Connaissez-vous le mot «ostracisme»? L’ostracisme consiste à exclure une personne d’un groupe, de la société. C’est ce qui arrive à Cosmo. Il ne va pas pouvoir rester dans son école car il n’a aucun don, il est absolument normal.

À la puberté, le corps se transforme. Mais chez Cosmo, rien ne se passe. Tous les autres élèves ont au minimum un pouvoir qui se révèle à l’adolescence: une vue laser, la force de soulever un bus avec un seul pouce, de lancer du feu… Cosmo, lui, découvre qu’il est… sympa et ça, c’est impossible à valoriser. Il est confié au Centre «Nouvel horizon»…

«L’idée de départ, c’est l’idée du garçon du fond de la classe, explique Kid Toussaint, le scénariste. J’avais envie de lui dire: ‘T’es pas fort en sport, t’es pas extraordinaire dans tes notes non plus. Tu crois peut-être que tu ne vaux rien mais tu vaux quelque chose.’ Tout scénariste écrit sur son époque ou ce qu’il connaît. On peut le placer dans un monde d’heroïc fantasy, futuriste ou autre, ça ne change rien.»

Ce garçon, c’est vous?

«Peut-être. C’est aussi tous les lecteurs que je rencontre. Quand je les écoute, ils parlent souvent de se comparer aux autres. Habituellement, quand on crée ce genre de récit en BD ou ailleurs, on présente un vilain petit canard. Mais il y a toujours un moment où l’on découvre qu’il a une force que l’on ne soupçonnait pas. Je n’ai pas voulu cela cette fois-ci.

C’est trop facile de dire à un enfant qui peine: ‘Tu trouveras ta discipline à un moment donné’. Ce n’est pas obligatoire d’avoir un domaine dans lequel on est très fort. On peut être moyen en tout, ce n’est pas grave. On ne devient pas ami avec quelqu’un parce qu’il est fort dans une matière. On devient copain car on trouve l’autre sympa.»

Dans cette histoire, pourquoi les adultes ne regardent-ils pas les jeunes?

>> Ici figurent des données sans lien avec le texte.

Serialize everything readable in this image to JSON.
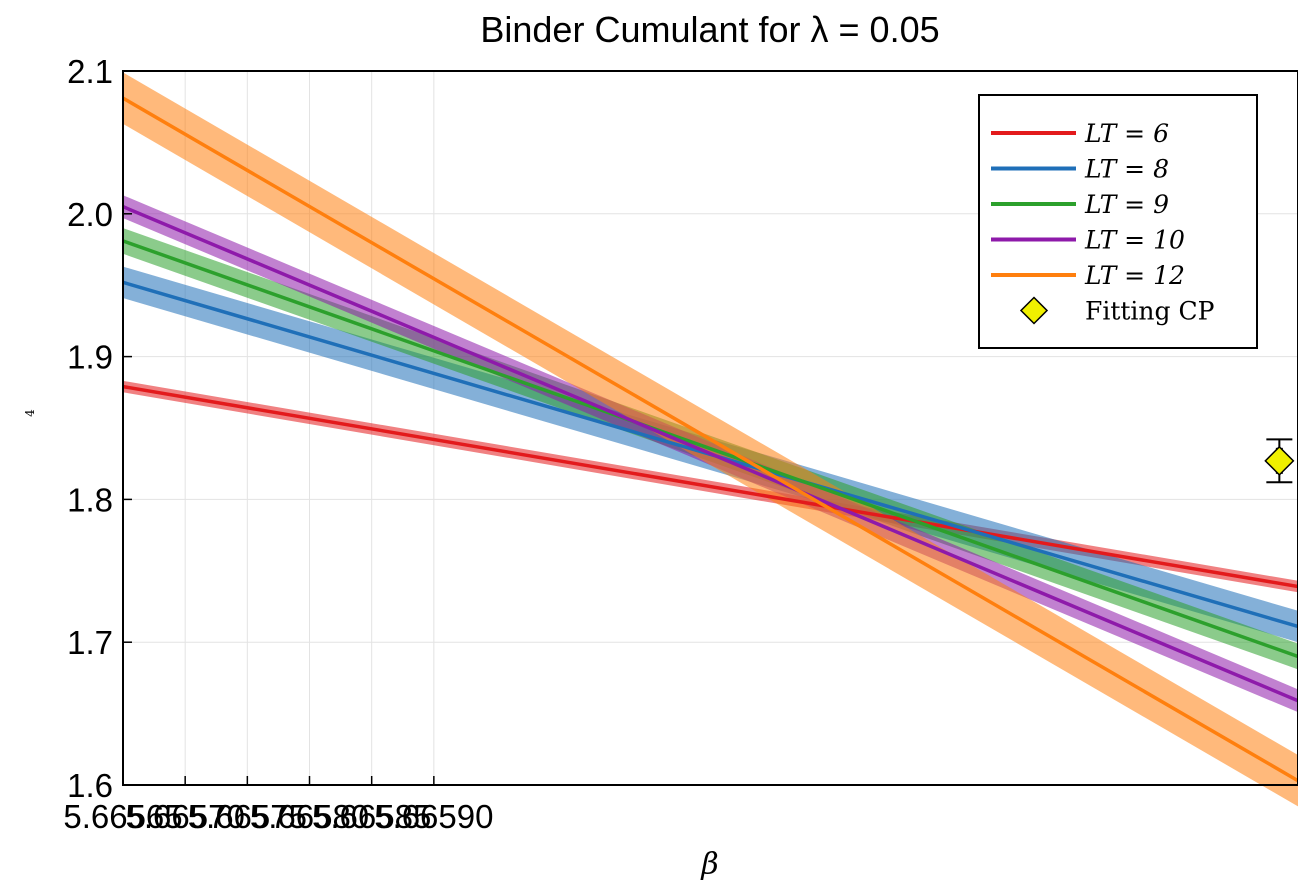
{
  "chart_data": {
    "type": "line",
    "title": "Binder Cumulant for λ = 0.05",
    "xlabel": "β",
    "ylabel": "4",
    "xlim": [
      5.66565,
      5.666595
    ],
    "ylim": [
      1.6,
      2.1
    ],
    "x_ticks": [
      5.66565,
      5.6657,
      5.66575,
      5.6658,
      5.66585,
      5.6659
    ],
    "x_tick_labels": [
      "5.66565",
      "5.66570",
      "5.66575",
      "5.66580",
      "5.66585",
      "5.66590"
    ],
    "y_ticks": [
      1.6,
      1.7,
      1.8,
      1.9,
      2.0,
      2.1
    ],
    "y_tick_labels": [
      "1.6",
      "1.7",
      "1.8",
      "1.9",
      "2.0",
      "2.1"
    ],
    "grid": true,
    "legend_position": "top-right",
    "series": [
      {
        "name": "LT = 6",
        "color": "#e31a1c",
        "x": [
          5.66565,
          5.666595
        ],
        "y": [
          1.879,
          1.739
        ],
        "band": [
          0.004,
          0.004
        ]
      },
      {
        "name": "LT = 8",
        "color": "#1f6fb8",
        "x": [
          5.66565,
          5.666595
        ],
        "y": [
          1.952,
          1.711
        ],
        "band": [
          0.011,
          0.011
        ]
      },
      {
        "name": "LT = 9",
        "color": "#2ca02c",
        "x": [
          5.66565,
          5.666595
        ],
        "y": [
          1.981,
          1.69
        ],
        "band": [
          0.009,
          0.009
        ]
      },
      {
        "name": "LT = 10",
        "color": "#8e1aaa",
        "x": [
          5.66565,
          5.666595
        ],
        "y": [
          2.005,
          1.659
        ],
        "band": [
          0.008,
          0.008
        ]
      },
      {
        "name": "LT = 12",
        "color": "#ff7f0e",
        "x": [
          5.66565,
          5.666595
        ],
        "y": [
          2.081,
          1.603
        ],
        "band": [
          0.018,
          0.018
        ]
      }
    ],
    "points": [
      {
        "name": "Fitting CP",
        "x": 5.66658,
        "y": 1.827,
        "x_err": 2e-06,
        "y_err": 0.015,
        "color": "#f0f000",
        "marker": "diamond"
      }
    ]
  }
}
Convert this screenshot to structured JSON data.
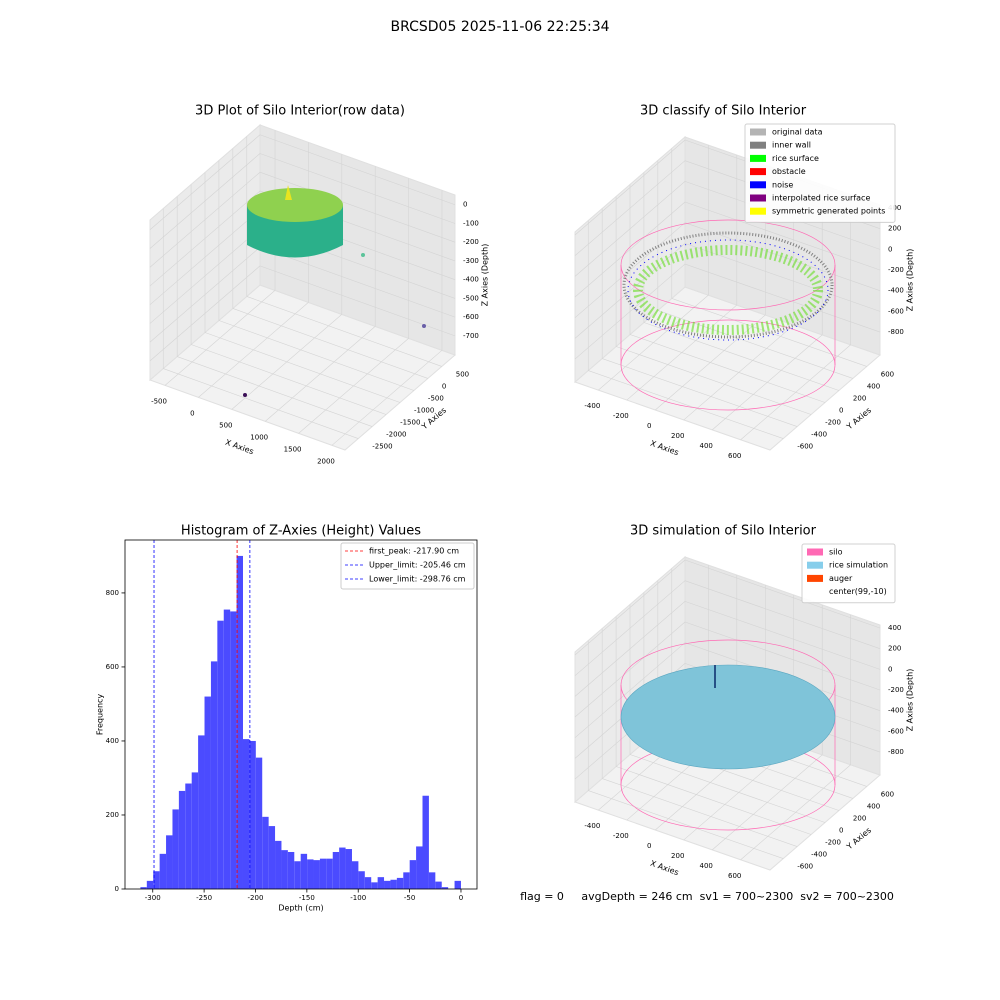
{
  "title": "BRCSD05 2025-11-06 22:25:34",
  "footer": "flag = 0     avgDepth = 246 cm  sv1 = 700~2300  sv2 = 700~2300",
  "chart_data": [
    {
      "type": "scatter3d",
      "title": "3D Plot of Silo Interior(row data)",
      "xlabel": "X Axies",
      "ylabel": "Y Axies",
      "zlabel": "Z Axies (Depth)",
      "xlim": [
        -725,
        2195
      ],
      "ylim": [
        -2975,
        975
      ],
      "zlim": [
        -802,
        52
      ],
      "xticks": [
        -500,
        0,
        500,
        1000,
        1500,
        2000
      ],
      "yticks": [
        -2500,
        -2000,
        -1500,
        -1000,
        -500,
        0,
        500
      ],
      "zticks": [
        -700,
        -600,
        -500,
        -400,
        -300,
        -200,
        -100,
        0
      ]
    },
    {
      "type": "scatter3d",
      "title": "3D classify of Silo Interior",
      "xlabel": "X Axies",
      "ylabel": "Y Axies",
      "zlabel": "Z Axies (Depth)",
      "xlim": [
        -564,
        806
      ],
      "ylim": [
        -790,
        790
      ],
      "zlim": [
        -1022,
        429
      ],
      "xticks": [
        -400,
        -200,
        0,
        200,
        400,
        600
      ],
      "yticks": [
        -600,
        -400,
        -200,
        0,
        200,
        400,
        600
      ],
      "zticks": [
        -800,
        -600,
        -400,
        -200,
        0,
        200,
        400
      ],
      "legend": [
        {
          "name": "original data",
          "color": "#b4b4b4"
        },
        {
          "name": "inner wall",
          "color": "#808080"
        },
        {
          "name": "rice surface",
          "color": "#00ff00"
        },
        {
          "name": "obstacle",
          "color": "#ff0000"
        },
        {
          "name": "noise",
          "color": "#0000ff"
        },
        {
          "name": "interpolated rice surface",
          "color": "#800080"
        },
        {
          "name": "symmetric generated points",
          "color": "#ffff00"
        }
      ]
    },
    {
      "type": "histogram",
      "title": "Histogram of Z-Axies (Height) Values",
      "xlabel": "Depth (cm)",
      "ylabel": "Frequency",
      "color": "#4b4bff",
      "bins": [
        -312,
        -305.76,
        -299.52,
        -293.28,
        -287.04,
        -280.8,
        -274.56,
        -268.32,
        -262.08,
        -255.84,
        -249.6,
        -243.36,
        -237.12,
        -230.88,
        -224.64,
        -218.4,
        -212.16,
        -205.92,
        -199.68,
        -193.44,
        -187.2,
        -180.96,
        -174.72,
        -168.48,
        -162.24,
        -156,
        -149.76,
        -143.52,
        -137.28,
        -131.04,
        -124.8,
        -118.56,
        -112.32,
        -106.08,
        -99.84,
        -93.6,
        -87.36,
        -81.12,
        -74.88,
        -68.64,
        -62.4,
        -56.16,
        -49.92,
        -43.68,
        -37.44,
        -31.2,
        -24.96,
        -18.72,
        -12.48,
        -6.24,
        0
      ],
      "counts": [
        5,
        22,
        48,
        95,
        145,
        215,
        265,
        285,
        315,
        415,
        520,
        615,
        725,
        755,
        750,
        900,
        405,
        400,
        355,
        195,
        170,
        130,
        105,
        100,
        75,
        95,
        80,
        78,
        82,
        82,
        100,
        112,
        108,
        75,
        48,
        32,
        18,
        32,
        22,
        25,
        30,
        45,
        78,
        115,
        252,
        45,
        20,
        5,
        0,
        22
      ],
      "xlim": [
        -327,
        15.6
      ],
      "ylim": [
        0,
        943
      ],
      "xticks": [
        -300,
        -250,
        -200,
        -150,
        -100,
        -50,
        0
      ],
      "yticks": [
        0,
        200,
        400,
        600,
        800
      ],
      "vlines": [
        {
          "label": "first_peak: -217.90 cm",
          "value": -217.9,
          "color": "#ff0000"
        },
        {
          "label": "Upper_limit: -205.46 cm",
          "value": -205.46,
          "color": "#0000ff"
        },
        {
          "label": "Lower_limit: -298.76 cm",
          "value": -298.76,
          "color": "#0000ff"
        }
      ]
    },
    {
      "type": "surface3d",
      "title": "3D simulation of Silo Interior",
      "xlabel": "X Axies",
      "ylabel": "Y Axies",
      "zlabel": "Z Axies (Depth)",
      "xlim": [
        -564,
        806
      ],
      "ylim": [
        -790,
        790
      ],
      "zlim": [
        -1022,
        429
      ],
      "xticks": [
        -400,
        -200,
        0,
        200,
        400,
        600
      ],
      "yticks": [
        -600,
        -400,
        -200,
        0,
        200,
        400,
        600
      ],
      "zticks": [
        -800,
        -600,
        -400,
        -200,
        0,
        200,
        400
      ],
      "legend": [
        {
          "name": "silo",
          "color": "#ff69b4"
        },
        {
          "name": "rice simulation",
          "color": "#87ceeb"
        },
        {
          "name": "auger",
          "color": "#ff4500"
        },
        {
          "name": "center(99,-10)",
          "color": "#ffffff"
        }
      ]
    }
  ]
}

«On est dans un monde de surinformation. On a plein de manuels pour éduquer les enfants et au lieu de les écouter, on applique ce que l’on dit qu’il faut faire. On voit bien que la maman de Cosmo cherche le meilleur pour lui mais, à aucun moment, elle ne lui pose la question. Pareil pour le directeur qui dit: ‘Il faut le réorienter, ce garçon’ mais il n’interroge pas Cosmo. Même la sœur de Cosmo ne le calcule pas, elle ne fait pas attention à lui.»

On dit à Cosmo qu’il doit avoir un nouvel horizon mais ce n’est qu’illusion (une apparence trompeuse). Dans cet univers, il y a de la pression et de la peur, non?

«Oui, ça parle de cette espèce de pression que l’on met éternellement sur les jeunes. On parle souvent d’écologie mais c’est aussi une pression qu’on leur met sans arrêt en leur disant: ‘Vous ferez mieux que nous!’ Ce n’est pas juste. Ils devraient donc à nouveau performer là aussi?»

Les adultes vont jusqu’à dire à Cosmo que même si son talent se développe, et qu’il travaille dur, ce ne sera pas suffisant. C’est désespérant, ça, non?

«On a parfois un prof qui ne voit rien en nous. J’ai fait des études de journalisme alors que mon professeur de français m’avait découragé de le faire. Il m’avait dit: ‘Tu ne te dirigerais pas vers les maths?’ Or, j’étais très nul en maths! Je m’étais dit: ‘Pff, ça veut dire qu’il ne voit rien en moi, pas d’avenir!’ C’est vraiment la question de l’élève du fond de la classe.»

Cette BD est colorée, pleine d’idées amusantes car les personnages ont des dons et des allures originaux.

«Le public des enfants est exigeant. Il lit et relit chaque détail d’un album donc je peux dire beaucoup plus de choses que pour les albums destinés aux adultes. Je sais que les enfants font attention. Par contre, je dois veiller à ce que cela soit amusant et qu’il y ait de la diversité pour qu’ils puissent se reconnaître dans les personnages. Il faut donc de la nouveauté, des trouvailles visuelles, mais ça n’empêche pas d’avoir un propos dur s’il le faut car je sais qu’ils le comprendront. »

Au final, cet album délivre un beau message de tolérance (acceptation de l’autre comme il est).